Roberto Giacomino, (a) El Dandy,  jefe de la Policía Federal, mucho le debe a su fiel amigo Ruckauf. El férreo lazo que los une comenzó a florecer en 1995, cuando el vicepresidente Ruckauf puso las asentaderas en el despacho de la presidencia del Senado de la Nación. Giacomino oficiaba de jefe de Custodia. Con el pasar del tiempo, la relación fue cobrando una magnitud tan misteriosa como impensada. No hubo desplazamiento por el mundo en el que Giacomino no formara parte de la comitiva de amigos y compinches del vicepresidente. Fue, para El Dandy, sin dudas un comisario bienaventurado, una época dorada. Muy probablemente a causa de su magnífico salario, en un par de años construyó dos casas imponentes: una en Villa Gesell, a metros del chalet “Afrodita”, de su amigo Ruckauf; otra, en el club de campo El Ombú, en el partido de Esteban Echeverría, contigua, también, a la de su generoso jefe.

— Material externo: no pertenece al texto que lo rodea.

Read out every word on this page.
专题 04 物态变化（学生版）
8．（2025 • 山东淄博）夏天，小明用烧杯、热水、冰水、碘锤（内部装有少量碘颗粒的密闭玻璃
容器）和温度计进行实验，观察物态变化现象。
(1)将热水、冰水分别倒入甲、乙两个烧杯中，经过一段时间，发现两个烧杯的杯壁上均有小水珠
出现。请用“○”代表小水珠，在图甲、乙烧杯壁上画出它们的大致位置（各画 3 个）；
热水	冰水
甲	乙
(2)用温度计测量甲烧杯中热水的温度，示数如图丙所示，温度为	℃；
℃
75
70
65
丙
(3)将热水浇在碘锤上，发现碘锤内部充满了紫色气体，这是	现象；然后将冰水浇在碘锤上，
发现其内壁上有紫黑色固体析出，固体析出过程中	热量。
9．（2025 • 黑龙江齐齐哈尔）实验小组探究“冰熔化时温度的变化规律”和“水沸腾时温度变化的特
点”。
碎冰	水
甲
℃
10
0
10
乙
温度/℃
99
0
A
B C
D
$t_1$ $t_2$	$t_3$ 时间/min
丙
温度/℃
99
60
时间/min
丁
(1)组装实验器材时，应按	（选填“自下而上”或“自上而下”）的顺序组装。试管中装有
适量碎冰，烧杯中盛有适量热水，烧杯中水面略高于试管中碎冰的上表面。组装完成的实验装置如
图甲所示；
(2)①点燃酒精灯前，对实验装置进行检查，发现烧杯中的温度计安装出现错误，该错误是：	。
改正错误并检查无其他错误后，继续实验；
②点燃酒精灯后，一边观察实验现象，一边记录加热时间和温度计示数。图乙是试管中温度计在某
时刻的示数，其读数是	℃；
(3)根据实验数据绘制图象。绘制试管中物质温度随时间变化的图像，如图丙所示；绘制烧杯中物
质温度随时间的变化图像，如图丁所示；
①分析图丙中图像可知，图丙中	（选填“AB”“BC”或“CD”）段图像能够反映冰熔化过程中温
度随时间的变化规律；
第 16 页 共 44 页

  En diciembre de 1999, al hacerse cargo de la gobernación de la provincia de Buenos Aires, Ruckauf lo llevó consigo. Una vez más, jefe de Custodia, y, misión novedosa, encargado del enlace operativo de la Policía Federal con los buenos muchachos de la policía bonaerense. Es que el Dandy se había convertido en su verdadero y enigmático hombre de confianza. Su quehacer trascendía la contínua protección de su jefe; asesoraba a Ruckauf en cuestiones de seguridad pública y asuntos de negocios; organizaba los habituales encuentros del grupo de amigos en el club de campo El Ombú, donde las mujeres se sumían en partidos de golf mientras los hombres tomaban champagne, comían asado y tramaban los pasos futuros; con llamativa frecuencia viajaba al extranjero en representación de Carlitos para aventurarse en misiones inefables. El curioso carácter de esta relación ha hecho que los maliciosos de siempre comenzaran a echar al viento una conjetura por completo estrambótica: el comisario sería el testaferro del actual canciller. 

  El Dandy ya lo ha dicho: “Que se cuiden los delincuentes”.